Oral abstracts also featured trials exploring MCL therapies of varying intensities. Dr. Nina D. Wagner-Johnston shared results from the ECOG-ACRIN EA4181 study, examining the efficacy of acalabrutinib combined with bendamustine-rituximab and cytarabine-rituximab regimens (Abstract 236). Additionally, Dr. David John Lewis discussed the ENRICH Phase III trial results comparing ibrutinib and rituximab with rituximab monotherapy in elderly patients (Abstract 235). “This study defines the standard control arm for future MCL trials,” Dr. Lewis remarked. “I believe the audience will find the results surprising.”

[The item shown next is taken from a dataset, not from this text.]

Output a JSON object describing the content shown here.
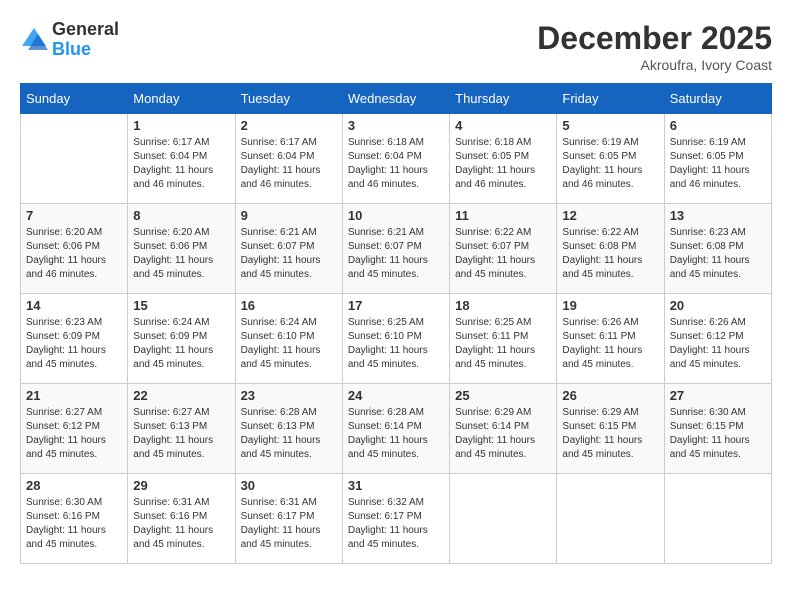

Several factors influence shared decision-making processes. What are the patient’s preferences and goals? How can clinicians balance the appeal of novel “all-oral, non-chemotherapy” regimens against the reality that they may not always be the best option? Clinicians must help patients weigh their fear of toxicity, long-term risks, short-term benefits, and the potential pros and cons of each treatment, while instilling confidence in their recommendations. This detailed decision-making process is particularly crucial in FL, where treatment plans depend on disease burden. For patients with minimal disease burden, the “watch and wait” strategy is considered viable. However, this approach may also negatively impact quality of life due to patient anxiety, earning it the nickname “watch and worry.”
Dr. Noriko Fukuhara presented results from the JOCG1411/Flora trial (Abstract 338), a randomized study investigating whether early rituximab monotherapy for low-tumor-burden FL could delay disease progression and reduce the need for cytotoxic chemotherapy. Incorporating more modern elements into FL frontline therapy, Dr. Lorenzo Falchi introduced the initial analysis of the Mithic-FL1 Phase II trial (Abstract 340), evaluating the CD20xCD3 bispecific antibody mosunetuzumab in FL patients with treatment indications.
The oral abstracts also highlighted novel therapies for relapsed and refractory diseases, including analyses of loncastuximab tesirine, epcoritamab, unnamed bispecific antibodies, and CAR-T therapies. By the end of these sessions, the “paradox of choice” in MCL and FL treatments had been clarified, presenting more actionable strategies. These findings equip hematologists with critical insights necessary to provide the highest level of care for their patients.